Realignment in data protection

Background to the ECJ rulings:
The judgments of the European Court of Justice (ECJ) in cases C-340/21 and C-456/22 provide important clarifications on the General Data Protection Regulation (GDPR). These decisions are decisive for the interpretation and application of the GDPR, particularly in the area of processing personal data (PII). They address key aspects of the GDPR, such as liability for data breaches and the recognition of non-material damage, and offer companies guidance in their data protection management.

Key aspects and implications:

1. evaluation of safety measures: The courts must make a concrete assessment of the security measures. A data breach alone does not justify the inadequacy of the measures. This increases the burden of proof for data processors regarding the adequacy of their security strategies.

2. liability for injuries caused by third parties: Data processors can be held liable if third parties gain unauthorized access to personal data, unless the processor proves that it is not responsible for the incident.

3. immaterial damage: The fear of misuse of personal data is recognized as immaterial damage, which extends the scope of liability of companies.

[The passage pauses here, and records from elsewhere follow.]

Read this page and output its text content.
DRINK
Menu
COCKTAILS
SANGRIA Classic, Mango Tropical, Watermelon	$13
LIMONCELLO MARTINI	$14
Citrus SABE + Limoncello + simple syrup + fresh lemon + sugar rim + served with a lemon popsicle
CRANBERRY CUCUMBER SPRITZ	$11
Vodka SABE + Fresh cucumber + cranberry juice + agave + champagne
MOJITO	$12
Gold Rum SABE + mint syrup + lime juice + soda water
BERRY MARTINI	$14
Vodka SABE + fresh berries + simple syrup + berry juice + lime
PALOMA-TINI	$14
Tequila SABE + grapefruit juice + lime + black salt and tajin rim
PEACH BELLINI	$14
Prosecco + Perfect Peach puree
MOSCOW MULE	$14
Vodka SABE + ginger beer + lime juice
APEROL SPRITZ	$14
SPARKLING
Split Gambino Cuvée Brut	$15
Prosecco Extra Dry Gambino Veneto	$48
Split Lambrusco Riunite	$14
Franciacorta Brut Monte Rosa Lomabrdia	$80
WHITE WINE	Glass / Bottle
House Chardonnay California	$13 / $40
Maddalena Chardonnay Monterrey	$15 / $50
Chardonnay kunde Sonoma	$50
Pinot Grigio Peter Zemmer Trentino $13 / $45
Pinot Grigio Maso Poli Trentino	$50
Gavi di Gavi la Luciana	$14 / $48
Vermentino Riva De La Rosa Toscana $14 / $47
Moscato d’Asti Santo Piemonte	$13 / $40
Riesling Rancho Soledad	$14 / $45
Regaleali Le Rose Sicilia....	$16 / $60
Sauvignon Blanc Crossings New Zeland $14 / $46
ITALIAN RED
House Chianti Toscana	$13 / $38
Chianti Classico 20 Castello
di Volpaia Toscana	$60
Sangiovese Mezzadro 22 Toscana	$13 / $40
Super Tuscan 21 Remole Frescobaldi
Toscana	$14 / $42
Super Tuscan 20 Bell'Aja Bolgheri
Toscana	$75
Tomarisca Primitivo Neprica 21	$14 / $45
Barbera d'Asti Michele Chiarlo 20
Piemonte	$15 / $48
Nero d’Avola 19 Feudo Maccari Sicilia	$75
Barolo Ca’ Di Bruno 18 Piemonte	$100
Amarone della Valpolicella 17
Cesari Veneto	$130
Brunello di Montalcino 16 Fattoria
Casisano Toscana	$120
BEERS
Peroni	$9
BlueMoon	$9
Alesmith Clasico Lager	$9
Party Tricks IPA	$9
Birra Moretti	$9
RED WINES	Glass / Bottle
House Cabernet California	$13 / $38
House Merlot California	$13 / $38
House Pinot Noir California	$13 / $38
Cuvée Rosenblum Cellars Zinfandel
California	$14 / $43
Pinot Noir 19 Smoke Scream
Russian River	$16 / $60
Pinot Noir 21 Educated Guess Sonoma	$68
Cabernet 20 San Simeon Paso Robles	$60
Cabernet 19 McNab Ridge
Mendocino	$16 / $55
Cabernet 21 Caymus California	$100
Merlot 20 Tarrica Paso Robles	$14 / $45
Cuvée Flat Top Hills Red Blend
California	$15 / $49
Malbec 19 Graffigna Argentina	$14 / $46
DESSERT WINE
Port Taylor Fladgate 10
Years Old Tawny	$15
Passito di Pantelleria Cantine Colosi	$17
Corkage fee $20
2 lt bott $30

4. no de minimis limit for immaterial damages: The ECJ rulings strengthen the right to compensation for those affected, even in the case of minor non-material damage.

Recommendations for companies:

1. risk-based security strategies: Companies should adapt their security measures individually to the specific risks of their data processing. A standardized approach is no longer sufficient.

2. documentation and verification: Seamless documentation of security measures and processes is essential. Companies must be able to prove the appropriateness of their measures.

3. third-party provider management: Careful review and control of third-party providers who have access to personal data is required. Companies should not transfer their responsibility exclusively to third parties.

4. training and awareness-raising: Employee training on data protection and data breaches is essential to promote awareness and competence in handling personal data.

5. proactive measures and continuous adaptation: Companies should take proactive measures to minimize risks and continuously improve the security of personal data. This also includes adapting to legal and technological developments.

6. strengthening data protection management: The implementation and regular review of effective data protection strategies are essential. This also includes the establishment of emergency plans and response mechanisms in the event of data breaches.

Summary and outlook:
The ECJ rulings underline the importance of a comprehensive and individual approach to data protection. They signal a development towards stricter liability rules and an extended recognition of damages in the context of the GDPR. Companies are required to continuously rethink and adapt their data protection practices in order to meet the increased requirements and ensure effective protection of personal data.